My husband and I both froze, our eyes open wide in horror. Colin straightened his cravat and then his jacket and strode toward the boy, whose head was now peeking up over the leather-covered mahogany desktop. “When a group of individuals share a common interest, they are sometimes moved to found a formal organization to pursue said interest,” he said. “They can meet and discuss whatever is pertinent to the topic.”
“Why do they keep it secret?” Henry asked. His father sat in his desk chair and drew the boy onto his lap.
“Because they believe—incorrectly—that keeping things secret makes them more interesting.”
“That’s all?” Henry frowned.
“That’s all,” Colin said.
“Bloody waste of time, I’d say.”
“Henry!

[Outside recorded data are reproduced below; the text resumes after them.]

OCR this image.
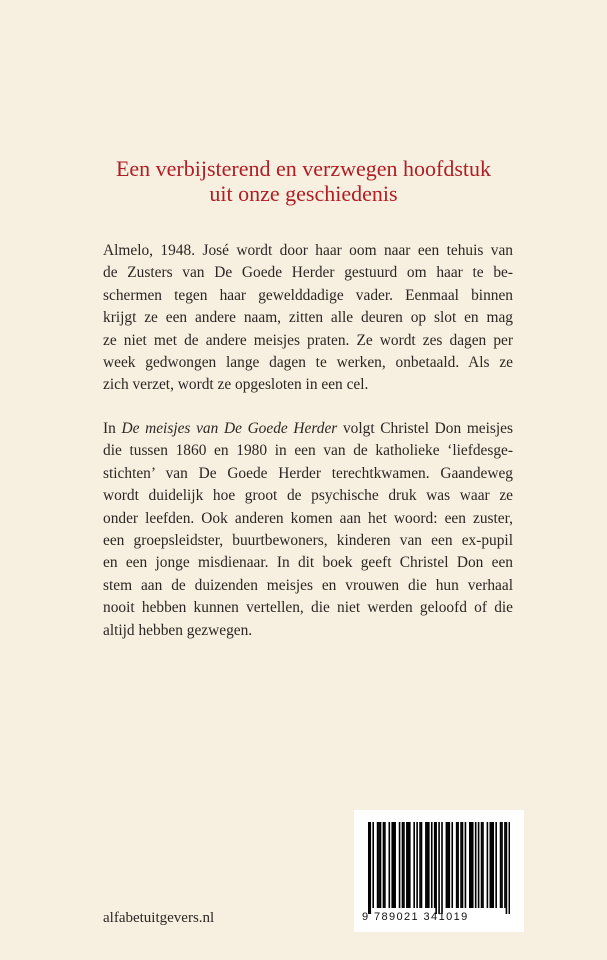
Een verbijsterend en verzwegen hoofdstuk
uit onze geschiedenis
Almelo, 1948. José wordt door haar oom naar een tehuis van
de Zusters van De Goede Herder gestuurd om haar te be-
schermen tegen haar gewelddadige vader. Eenmaal binnen
krijgt ze een andere naam, zitten alle deuren op slot en mag
ze niet met de andere meisjes praten. Ze wordt zes dagen per
week gedwongen lange dagen te werken, onbetaald. Als ze
zich verzet, wordt ze opgesloten in een cel.
In De meisjes van De Goede Herder volgt Christel Don meisjes
die tussen 1860 en 1980 in een van de katholieke ‘liefdesge-
stichten’ van De Goede Herder terechtkwamen. Gaandeweg
wordt duidelijk hoe groot de psychische druk was waar ze
onder leefden. Ook anderen komen aan het woord: een zuster,
een groepsleidster, buurtbewoners, kinderen van een ex-pupil
en een jonge misdienaar. In dit boek geeft Christel Don een
stem aan de duizenden meisjes en vrouwen die hun verhaal
nooit hebben kunnen vertellen, die niet werden geloofd of die
altijd hebben gezwegen.
9 789021 341019
alfabetuitgevers.nl
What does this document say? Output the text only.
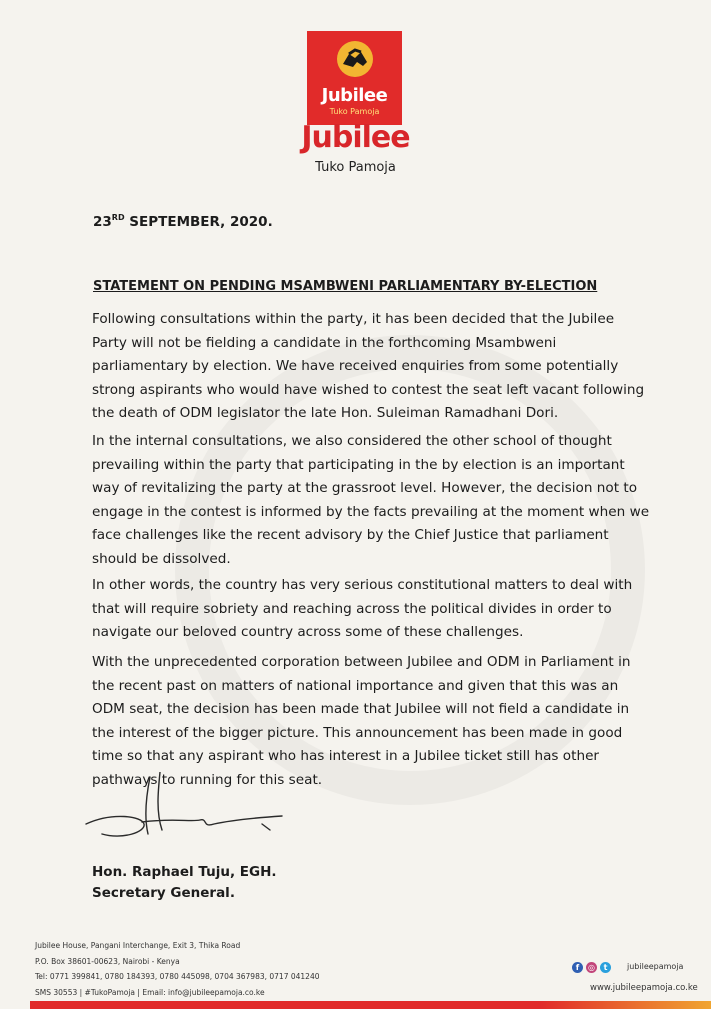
Jubilee
Tuko Pamoja
Jubilee
Tuko Pamoja
23RD SEPTEMBER, 2020.
STATEMENT ON PENDING MSAMBWENI PARLIAMENTARY BY-ELECTION

Following consultations within the party, it has been decided that the Jubilee Party will not be fielding a candidate in the forthcoming Msambweni parliamentary by election. We have received enquiries from some potentially strong aspirants who would have wished to contest the seat left vacant following the death of ODM legislator the late Hon. Suleiman Ramadhani Dori.

In the internal consultations, we also considered the other school of thought prevailing within the party that participating in the by election is an important way of revitalizing the party at the grassroot level. However, the decision not to engage in the contest is informed by the facts prevailing at the moment when we face challenges like the recent advisory by the Chief Justice that parliament should be dissolved.

In other words, the country has very serious constitutional matters to deal with that will require sobriety and reaching across the political divides in order to navigate our beloved country across some of these challenges.

With the unprecedented corporation between Jubilee and ODM in Parliament in the recent past on matters of national importance and given that this was an ODM seat, the decision has been made that Jubilee will not field a candidate in the interest of the bigger picture. This announcement has been made in good time so that any aspirant who has interest in a Jubilee ticket still has other pathways to running for this seat.

Hon. Raphael Tuju, EGH.
Secretary General.
Jubilee House, Pangani Interchange, Exit 3, Thika Road
P.O. Box 38601-00623, Nairobi - Kenya
Tel: 0771 399841, 0780 184393, 0780 445098, 0704 367983, 0717 041240
SMS 30553 | #TukoPamoja | Email: info@jubileepamoja.co.ke
f	◎	t	jubileepamoja
www.jubileepamoja.co.ke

Where did you learn such language?” I asked. “You must not speak in such a vulgar manner.” Henry shrugged, but agreed to my request and then apologized for having to rush off in a hurry.
“Nanny will want me to have my bath,” he said, before picking up the cat—who had also been under the desk—and dashing from the room.
“I never heard him come in,” I said. “He moves like a ghost.”
Colin leaned forward and dropped his head into his hands as soon as the library door had closed behind our son. “I’ve never considered myself an overly religious man, my dear, but I should like to drop to my knees and thank the Lord above that the boy did not wait another five minutes to reveal his presence.”